Design and Evaluation of Intelligent Global Path Planning Algorithms

Global path planning is a crucial component for robot navigation in map-based environments. It consists in finding the shortest path between start and goal locations. The analysis of existing literature in Chap. 2 shows two main approaches commonly used to address the path planning problem: (1) exact methods and (2) heuristic methods. A* and Dijkstra are known to be the most widely used exact methods for mobile robot global path planning. On the other hand, several heuristic methods based on ant colony optimization (ACO), genetic algorithms (GA), Tabu Search (TS), and hybrid approaches of both have been proposed in the literature. One might wonder which of these methods is more effective for the robot path planning problem. Several questions also arise: Do exact methods consistently outperform heuristic methods? If so, why? Is it possible to devise more powerful hybrid approaches using the advantages of exact and heuristics methods? To the best of our knowledge, there is no comprehensive comparison between exact and heuristic methods in solving the path planning problem. This chapter fills the gap, addresses the aforementioned research questions, and proposes a comprehensive simulation study of exact and heuristic global path planners to identify the more appropriate technique for the global path planning.

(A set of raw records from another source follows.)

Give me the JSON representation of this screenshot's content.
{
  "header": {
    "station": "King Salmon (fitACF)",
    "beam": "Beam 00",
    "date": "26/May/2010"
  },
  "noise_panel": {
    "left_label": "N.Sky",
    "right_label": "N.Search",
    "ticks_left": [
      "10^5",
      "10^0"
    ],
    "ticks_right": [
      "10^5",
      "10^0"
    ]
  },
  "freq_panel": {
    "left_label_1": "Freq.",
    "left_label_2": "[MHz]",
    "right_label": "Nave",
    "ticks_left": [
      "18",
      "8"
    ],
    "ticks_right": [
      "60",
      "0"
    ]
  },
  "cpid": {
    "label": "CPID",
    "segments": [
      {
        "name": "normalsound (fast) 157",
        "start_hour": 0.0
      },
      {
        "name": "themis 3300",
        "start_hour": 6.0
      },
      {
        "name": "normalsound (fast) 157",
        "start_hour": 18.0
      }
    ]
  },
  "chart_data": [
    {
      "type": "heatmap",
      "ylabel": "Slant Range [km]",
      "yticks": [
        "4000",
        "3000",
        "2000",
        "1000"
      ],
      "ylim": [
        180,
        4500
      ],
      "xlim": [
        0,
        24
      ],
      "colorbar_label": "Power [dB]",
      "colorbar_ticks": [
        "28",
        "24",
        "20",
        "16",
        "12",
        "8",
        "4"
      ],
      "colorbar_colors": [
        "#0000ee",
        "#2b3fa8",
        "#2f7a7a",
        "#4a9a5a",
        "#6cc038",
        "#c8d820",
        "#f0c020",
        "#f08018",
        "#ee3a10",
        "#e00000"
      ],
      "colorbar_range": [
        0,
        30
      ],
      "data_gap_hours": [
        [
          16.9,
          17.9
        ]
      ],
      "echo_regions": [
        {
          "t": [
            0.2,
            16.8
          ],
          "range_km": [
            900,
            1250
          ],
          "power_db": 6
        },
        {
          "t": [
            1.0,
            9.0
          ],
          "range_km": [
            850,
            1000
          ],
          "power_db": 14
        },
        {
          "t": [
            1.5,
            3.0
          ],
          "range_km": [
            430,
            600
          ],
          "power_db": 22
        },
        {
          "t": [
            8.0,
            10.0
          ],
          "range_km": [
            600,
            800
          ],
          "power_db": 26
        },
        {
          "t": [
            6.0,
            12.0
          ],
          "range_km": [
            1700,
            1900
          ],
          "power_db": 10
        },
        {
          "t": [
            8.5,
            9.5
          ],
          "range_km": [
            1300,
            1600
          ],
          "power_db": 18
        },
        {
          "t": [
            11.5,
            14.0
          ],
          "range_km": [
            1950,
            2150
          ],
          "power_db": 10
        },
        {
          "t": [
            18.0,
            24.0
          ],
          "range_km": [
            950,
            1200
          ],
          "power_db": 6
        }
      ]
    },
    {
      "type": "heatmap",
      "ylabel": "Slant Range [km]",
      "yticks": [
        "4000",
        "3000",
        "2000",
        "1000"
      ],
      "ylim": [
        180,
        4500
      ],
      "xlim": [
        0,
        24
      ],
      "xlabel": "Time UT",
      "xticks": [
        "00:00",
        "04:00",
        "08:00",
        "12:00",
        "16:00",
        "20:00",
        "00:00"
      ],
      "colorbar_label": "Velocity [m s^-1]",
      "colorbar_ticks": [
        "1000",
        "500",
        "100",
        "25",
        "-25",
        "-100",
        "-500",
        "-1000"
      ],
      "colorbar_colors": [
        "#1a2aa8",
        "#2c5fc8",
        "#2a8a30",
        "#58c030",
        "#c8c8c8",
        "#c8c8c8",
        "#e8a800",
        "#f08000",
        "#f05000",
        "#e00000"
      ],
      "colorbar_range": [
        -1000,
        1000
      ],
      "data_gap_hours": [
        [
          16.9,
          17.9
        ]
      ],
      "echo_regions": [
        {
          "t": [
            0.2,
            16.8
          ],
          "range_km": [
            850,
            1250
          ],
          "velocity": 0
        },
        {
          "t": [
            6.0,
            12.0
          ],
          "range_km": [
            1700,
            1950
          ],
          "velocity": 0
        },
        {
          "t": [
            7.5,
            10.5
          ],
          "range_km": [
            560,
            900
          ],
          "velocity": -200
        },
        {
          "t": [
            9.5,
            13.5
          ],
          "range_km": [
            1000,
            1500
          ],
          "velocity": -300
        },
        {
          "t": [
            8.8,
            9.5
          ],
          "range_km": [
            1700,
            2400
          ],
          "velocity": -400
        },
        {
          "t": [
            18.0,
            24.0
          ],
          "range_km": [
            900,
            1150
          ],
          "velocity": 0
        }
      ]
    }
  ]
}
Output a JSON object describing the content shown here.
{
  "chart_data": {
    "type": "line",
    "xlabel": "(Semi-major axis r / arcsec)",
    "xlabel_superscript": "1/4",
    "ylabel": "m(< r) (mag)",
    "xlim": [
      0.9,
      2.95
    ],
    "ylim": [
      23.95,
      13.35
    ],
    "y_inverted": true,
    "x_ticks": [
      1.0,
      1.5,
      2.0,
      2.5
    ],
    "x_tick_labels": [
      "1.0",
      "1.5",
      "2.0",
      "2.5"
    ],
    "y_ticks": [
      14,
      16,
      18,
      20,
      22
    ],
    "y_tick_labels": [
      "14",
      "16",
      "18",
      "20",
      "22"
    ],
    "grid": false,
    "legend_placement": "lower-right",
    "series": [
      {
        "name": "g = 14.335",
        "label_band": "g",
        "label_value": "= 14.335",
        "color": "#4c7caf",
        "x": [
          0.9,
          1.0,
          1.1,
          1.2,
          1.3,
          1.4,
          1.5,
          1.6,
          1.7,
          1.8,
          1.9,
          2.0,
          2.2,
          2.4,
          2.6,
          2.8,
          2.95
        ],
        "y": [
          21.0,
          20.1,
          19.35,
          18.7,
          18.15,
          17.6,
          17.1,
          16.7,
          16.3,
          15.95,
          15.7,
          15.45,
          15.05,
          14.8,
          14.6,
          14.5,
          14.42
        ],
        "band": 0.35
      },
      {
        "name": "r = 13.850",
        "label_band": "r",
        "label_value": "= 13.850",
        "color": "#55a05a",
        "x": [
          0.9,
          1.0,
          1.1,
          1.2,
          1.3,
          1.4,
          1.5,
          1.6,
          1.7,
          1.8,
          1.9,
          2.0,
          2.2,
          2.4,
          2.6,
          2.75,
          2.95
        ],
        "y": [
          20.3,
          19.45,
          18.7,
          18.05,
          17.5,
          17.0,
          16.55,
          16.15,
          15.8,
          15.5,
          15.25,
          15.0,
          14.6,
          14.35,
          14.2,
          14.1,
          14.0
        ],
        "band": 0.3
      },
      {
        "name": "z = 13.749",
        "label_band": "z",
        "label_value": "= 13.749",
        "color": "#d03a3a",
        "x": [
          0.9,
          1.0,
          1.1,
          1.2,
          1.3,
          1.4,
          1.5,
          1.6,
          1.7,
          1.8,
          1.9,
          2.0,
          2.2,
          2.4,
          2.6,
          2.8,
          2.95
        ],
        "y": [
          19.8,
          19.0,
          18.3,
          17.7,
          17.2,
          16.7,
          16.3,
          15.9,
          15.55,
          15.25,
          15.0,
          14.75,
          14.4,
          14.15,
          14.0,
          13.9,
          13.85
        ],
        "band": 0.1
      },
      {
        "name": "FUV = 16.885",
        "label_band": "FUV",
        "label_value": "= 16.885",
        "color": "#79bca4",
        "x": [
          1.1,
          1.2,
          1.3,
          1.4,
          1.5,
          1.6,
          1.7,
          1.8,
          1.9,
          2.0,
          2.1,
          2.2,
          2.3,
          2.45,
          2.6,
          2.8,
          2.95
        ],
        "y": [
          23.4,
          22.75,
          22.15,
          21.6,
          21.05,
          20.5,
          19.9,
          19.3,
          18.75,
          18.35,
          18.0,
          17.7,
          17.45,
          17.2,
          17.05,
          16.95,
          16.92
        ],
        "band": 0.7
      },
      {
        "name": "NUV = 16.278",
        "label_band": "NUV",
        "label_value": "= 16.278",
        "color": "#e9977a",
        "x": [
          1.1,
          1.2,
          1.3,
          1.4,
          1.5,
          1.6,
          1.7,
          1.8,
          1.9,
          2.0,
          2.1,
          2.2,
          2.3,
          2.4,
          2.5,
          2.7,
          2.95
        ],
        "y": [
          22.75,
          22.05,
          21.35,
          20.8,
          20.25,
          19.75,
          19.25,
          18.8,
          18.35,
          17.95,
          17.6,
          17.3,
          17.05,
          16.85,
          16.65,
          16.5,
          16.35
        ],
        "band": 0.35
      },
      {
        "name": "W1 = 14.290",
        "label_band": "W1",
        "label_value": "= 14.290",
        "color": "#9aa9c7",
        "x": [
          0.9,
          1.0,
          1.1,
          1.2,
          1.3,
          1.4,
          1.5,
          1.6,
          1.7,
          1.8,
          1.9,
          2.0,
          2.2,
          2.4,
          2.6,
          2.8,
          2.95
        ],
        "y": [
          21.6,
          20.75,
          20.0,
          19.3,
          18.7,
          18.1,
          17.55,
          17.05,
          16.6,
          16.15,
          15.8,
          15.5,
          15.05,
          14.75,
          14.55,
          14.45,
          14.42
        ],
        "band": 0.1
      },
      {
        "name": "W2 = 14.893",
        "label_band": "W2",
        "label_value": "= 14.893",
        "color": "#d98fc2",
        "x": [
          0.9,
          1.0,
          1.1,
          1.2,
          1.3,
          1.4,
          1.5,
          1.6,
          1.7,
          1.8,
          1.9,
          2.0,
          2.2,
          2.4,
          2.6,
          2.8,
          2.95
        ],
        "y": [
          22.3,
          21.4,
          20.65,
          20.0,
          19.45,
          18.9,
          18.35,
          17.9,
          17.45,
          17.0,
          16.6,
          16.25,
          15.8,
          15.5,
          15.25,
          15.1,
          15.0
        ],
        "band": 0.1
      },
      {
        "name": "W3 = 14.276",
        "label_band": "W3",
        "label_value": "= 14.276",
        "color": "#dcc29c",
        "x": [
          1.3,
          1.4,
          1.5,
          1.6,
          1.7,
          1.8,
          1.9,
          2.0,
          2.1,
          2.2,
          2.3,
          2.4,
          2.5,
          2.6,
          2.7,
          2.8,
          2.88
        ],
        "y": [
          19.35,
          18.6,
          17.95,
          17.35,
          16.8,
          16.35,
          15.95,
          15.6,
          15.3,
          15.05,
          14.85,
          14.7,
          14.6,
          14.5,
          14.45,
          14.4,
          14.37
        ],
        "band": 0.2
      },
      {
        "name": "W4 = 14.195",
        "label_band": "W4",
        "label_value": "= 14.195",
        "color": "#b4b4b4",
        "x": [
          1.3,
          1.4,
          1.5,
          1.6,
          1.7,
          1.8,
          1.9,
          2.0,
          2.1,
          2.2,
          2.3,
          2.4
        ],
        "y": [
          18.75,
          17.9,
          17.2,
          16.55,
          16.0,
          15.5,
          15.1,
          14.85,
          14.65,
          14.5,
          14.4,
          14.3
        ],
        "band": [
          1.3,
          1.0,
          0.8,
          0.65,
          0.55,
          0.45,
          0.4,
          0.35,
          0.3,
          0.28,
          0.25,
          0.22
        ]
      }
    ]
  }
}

Integration of Global Path Planners in ROS

Global path planning consists in finding a path between two locations in a global map. It is a crucial component for any map-based robot navigation. The navigation stack of the Robot Operating System (ROS) open-source middleware incorporates both global and local path planners to support ROS-enabled robot navigation. Only two basic algorithms are defined for the global path planner including Dijkstra and carrot planners. However, more intelligent global planners have been defined in the literature but were not integrated in ROS distributions. The contribution of this work consists in integrating the (RA^{*}) path planner, defined in Chap. 3, into the ROS global path planning component as a plugin. We demonstrate how to integrate new planner into ROS and present their benefits. Extensive experimentations are performed on simulated and real robots to show the effectiveness of the newly integrated planner as compared to ROS default planner.